Пьетранджело побледнел.
- Кто, кто расспрашивал тебя, - воскликнул он, - кардинал?
- Да, кардинал, собственной персоной, паралитик в большом позолоченном
ящике. Это, конечно, и есть тот самый знаменитый князь Джеронимо, которого
я так боялся в детстве; он казался мне тем более страшным, что я не знал
причины этого страха. Так вот, дорогой отец, уверяю вас, что если бы он и
хотел еще причинить нам зло, то не в силах этого сделать, ибо его поразили,
как видно, все возможные немощи. Я потом подробно опишу вам эту встречу, но
сначала скажите, здорова ли сестра, и побежим скорей обрадуем ее.
- Нет, нет, Микеле, прежде объясни мне, как случилось, что ты так
близко видел кардинала. Зайдем в этот лесок, я так встревожен! Ну,
рассказывай же, рассказывай! Он, значит, говорил с тобой? Значит, это
правда, он может говорить?
- Успокойтесь, отец, он говорить не может!
- Ты уверен? Ведь ты только что сказал, что он тебя расспрашивал.
- Меня расспрашивали, я думаю, по его приказанию; но я внимательно за
всем наблюдал, и так как тот аббат, что служит ему переводчиком,
недостаточно толст, чтобы совершенно заслонить собой дверцу носилок, я
прекрасно видел, что его преосвященство может изъясняться одними глазами.
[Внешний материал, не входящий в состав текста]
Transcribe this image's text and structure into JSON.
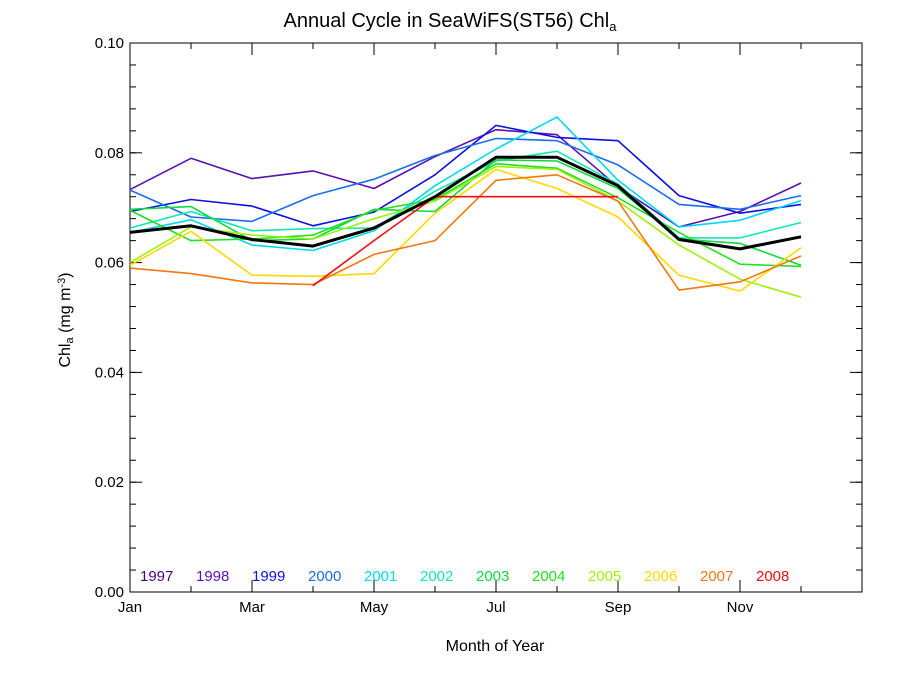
{
  "chart_data": {
    "type": "line",
    "title": "Annual Cycle in SeaWiFS(ST56) Chl",
    "title_subscript": "a",
    "xlabel": "Month of Year",
    "ylabel_main": "Chl",
    "ylabel_sub": "a",
    "ylabel_units": "(mg m",
    "ylabel_units_sup": "-3",
    "ylabel_units_close": ")",
    "x": [
      1,
      2,
      3,
      4,
      5,
      6,
      7,
      8,
      9,
      10,
      11,
      12
    ],
    "xlim": [
      1,
      13
    ],
    "ylim": [
      0,
      0.1
    ],
    "x_tick_positions": [
      1,
      3,
      5,
      7,
      9,
      11
    ],
    "x_tick_labels": [
      "Jan",
      "Mar",
      "May",
      "Jul",
      "Sep",
      "Nov"
    ],
    "y_ticks": [
      0.0,
      0.02,
      0.04,
      0.06,
      0.08,
      0.1
    ],
    "y_tick_labels": [
      "0.00",
      "0.02",
      "0.04",
      "0.06",
      "0.08",
      "0.10"
    ],
    "legend_placement": "bottom-left inside",
    "series": [
      {
        "name": "1997",
        "color": "#4b0082",
        "values": [
          null,
          null,
          null,
          null,
          null,
          null,
          null,
          null,
          null,
          null,
          null,
          null
        ]
      },
      {
        "name": "1998",
        "color": "#5a10b0",
        "values": [
          0.0733,
          0.079,
          0.0753,
          0.0767,
          0.0735,
          0.0793,
          0.0842,
          0.0833,
          0.0738,
          0.0665,
          0.0693,
          0.0745
        ]
      },
      {
        "name": "1999",
        "color": "#1010e0",
        "values": [
          0.0693,
          0.0715,
          0.0703,
          0.0667,
          0.0692,
          0.076,
          0.085,
          0.0828,
          0.0822,
          0.0722,
          0.069,
          0.0706
        ]
      },
      {
        "name": "2000",
        "color": "#1a6ee8",
        "values": [
          0.0732,
          0.0683,
          0.0675,
          0.0722,
          0.0752,
          0.0795,
          0.0826,
          0.0822,
          0.0778,
          0.0706,
          0.0697,
          0.0722
        ]
      },
      {
        "name": "2001",
        "color": "#00d8f0",
        "values": [
          0.0655,
          0.0678,
          0.0632,
          0.0622,
          0.0658,
          0.074,
          0.0807,
          0.0865,
          0.075,
          0.0665,
          0.0677,
          0.0713
        ]
      },
      {
        "name": "2002",
        "color": "#10e8b0",
        "values": [
          0.0663,
          0.0693,
          0.0658,
          0.0662,
          0.0663,
          0.073,
          0.0785,
          0.0803,
          0.0743,
          0.0645,
          0.0645,
          0.0673
        ]
      },
      {
        "name": "2003",
        "color": "#10d840",
        "values": [
          0.0697,
          0.0702,
          0.064,
          0.0643,
          0.0697,
          0.0693,
          0.0787,
          0.0785,
          0.0735,
          0.0643,
          0.0635,
          0.0595
        ]
      },
      {
        "name": "2004",
        "color": "#20e020",
        "values": [
          0.0695,
          0.064,
          0.0643,
          0.065,
          0.0695,
          0.0715,
          0.078,
          0.0772,
          0.0718,
          0.0655,
          0.0597,
          0.0593
        ]
      },
      {
        "name": "2005",
        "color": "#9ef010",
        "values": [
          0.06,
          0.0665,
          0.065,
          0.0643,
          0.068,
          0.0712,
          0.0775,
          0.077,
          0.0712,
          0.0632,
          0.057,
          0.0537
        ]
      },
      {
        "name": "2006",
        "color": "#ffd800",
        "values": [
          0.0595,
          0.0657,
          0.0577,
          0.0575,
          0.058,
          0.069,
          0.077,
          0.0735,
          0.0683,
          0.0577,
          0.0548,
          0.0627
        ]
      },
      {
        "name": "2007",
        "color": "#f07810",
        "values": [
          0.059,
          0.058,
          0.0563,
          0.056,
          0.0615,
          0.064,
          0.075,
          0.076,
          0.0712,
          0.055,
          0.0565,
          0.0612
        ]
      },
      {
        "name": "2008",
        "color": "#f01010",
        "values": [
          null,
          null,
          null,
          0.0558,
          0.064,
          0.072,
          0.072,
          0.072,
          0.072,
          null,
          null,
          null
        ]
      }
    ],
    "mean_series": {
      "color": "#000000",
      "values": [
        0.0655,
        0.0667,
        0.0642,
        0.063,
        0.0663,
        0.072,
        0.0792,
        0.0792,
        0.074,
        0.0642,
        0.0625,
        0.0647
      ]
    }
  }
}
Более того - кардинал, очевидно, совершенно глух, ибо когда я ответил,
сколько мне лет, - не знаю, для чего меня об этом спросили, - аббат, я
заметил, наклонился к нему и показал два раза десять пальцев, и потом еще
большой палец левой руки.
- Немой, недвижимый и к тому же еще и глухой! У меня сразу отлегло от
сердца. Но сколько, ты сказал ему, тебе лет? Двадцать один год?
- Вы сами велели мне не говорить правды, едва нога моя ступит на землю
Сицилии.
- Очень хорошо, дитя мое; видно, само небо сохранило и наставило тебя
при этой встрече.
- Охотно верю, но верил бы еще больше, если бы вы объяснили мне, какое
значение может иметь для кардинала, восемнадцать мне или двадцать один?